Link to article at PubMed

J Lab Physicians. 2021 Jun;13(2):112-117. doi: 10.1055/s-0041-1726669. Epub 2021 Jun 17.


Background Central venous access devices (CVAD) are an essential part of safe practices in critical care, which enable effective venous access and help in avoiding repeated venipuncture. Discard method is widely practiced for blood sampling. A single occasion of blood sampling may cause minimal blood loss; however, the cumulative volume sequential sampling may become clinically significant. The study aims to reduce diagnostic blood loss, ensuring that the subsequent blood sample is not diluted or contaminated by residual intraluminal fluid. Patients and Methods Within-subjects comparative design was adopted for 64 adult patients in the medical intensive care unit of a tertiary hospital. Two blood samples, using 3 mL and 5 mL discarded volume methods, were collected from each patient. Six serum parameters were measured on each of the paired samples and compared. Statistical Analysis Used Paired t -test and Wilcoxon signed rank test were used for comparing the two methods.
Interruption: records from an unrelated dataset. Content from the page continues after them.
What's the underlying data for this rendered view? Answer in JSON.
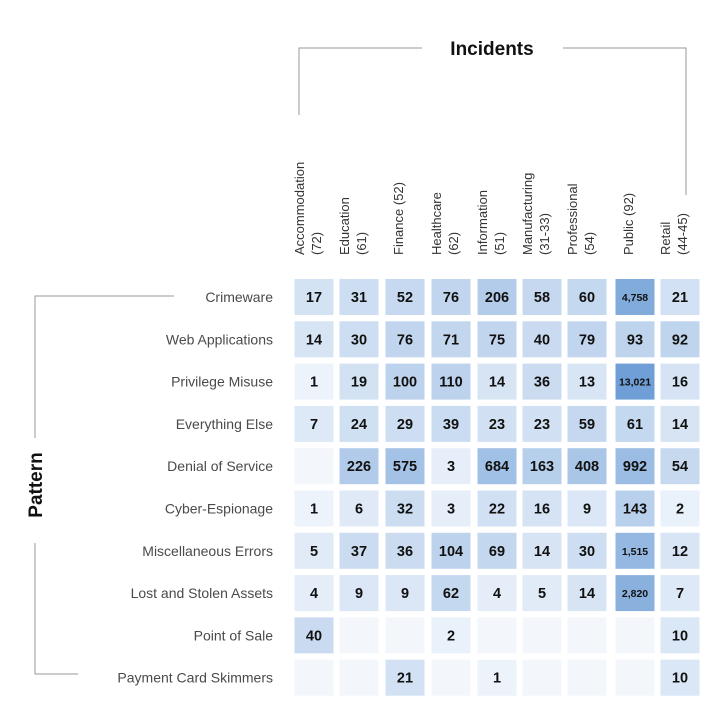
{
  "chart_data": {
    "type": "heatmap",
    "col_title": "Incidents",
    "row_title": "Pattern",
    "columns": [
      [
        "Accommodation",
        "(72)"
      ],
      [
        "Education",
        "(61)"
      ],
      [
        "Finance (52)"
      ],
      [
        "Healthcare",
        "(62)"
      ],
      [
        "Information",
        "(51)"
      ],
      [
        "Manufacturing",
        "(31-33)"
      ],
      [
        "Professional",
        "(54)"
      ],
      [
        "Public (92)"
      ],
      [
        "Retail",
        "(44-45)"
      ]
    ],
    "rows": [
      "Crimeware",
      "Web Applications",
      "Privilege Misuse",
      "Everything Else",
      "Denial of Service",
      "Cyber-Espionage",
      "Miscellaneous Errors",
      "Lost and Stolen Assets",
      "Point of Sale",
      "Payment Card Skimmers"
    ],
    "values": [
      [
        17,
        31,
        52,
        76,
        206,
        58,
        60,
        4758,
        21
      ],
      [
        14,
        30,
        76,
        71,
        75,
        40,
        79,
        93,
        92
      ],
      [
        1,
        19,
        100,
        110,
        14,
        36,
        13,
        13021,
        16
      ],
      [
        7,
        24,
        29,
        39,
        23,
        23,
        59,
        61,
        14
      ],
      [
        null,
        226,
        575,
        3,
        684,
        163,
        408,
        992,
        54
      ],
      [
        1,
        6,
        32,
        3,
        22,
        16,
        9,
        143,
        2
      ],
      [
        5,
        37,
        36,
        104,
        69,
        14,
        30,
        1515,
        12
      ],
      [
        4,
        9,
        9,
        62,
        4,
        5,
        14,
        2820,
        7
      ],
      [
        40,
        null,
        null,
        2,
        null,
        null,
        null,
        null,
        10
      ],
      [
        null,
        null,
        21,
        null,
        1,
        null,
        null,
        null,
        10
      ]
    ],
    "colors": {
      "empty": "#f3f7fc",
      "low": "#edf3fb",
      "high": "#6f9fd6"
    }
  }
}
Bland-Altman plot analysis and intraclass correlation were used for clinically meaningful analysis. Results When tested for fixed bias, there is no statistically significant difference between the methods. Potassium and creatinine levels showed significant proportional bias. The agreement limits of sodium, potassium, creatinine, and direct bilirubin were outside the clinically accepted interval, but the proportion of samples outside these intervals was less than 10%. All serum parameters showed excellent reliability, except for sodium which demonstrated good reliability. Conclusions The practice of discarding 3 mL of blood for discard method is suggested, instead of the standard 5 mL to reduce iatrogenic blood loss. Thus, nurses in critical care are uniquely positioned to limit the diagnostic blood loss while obtaining blood samples.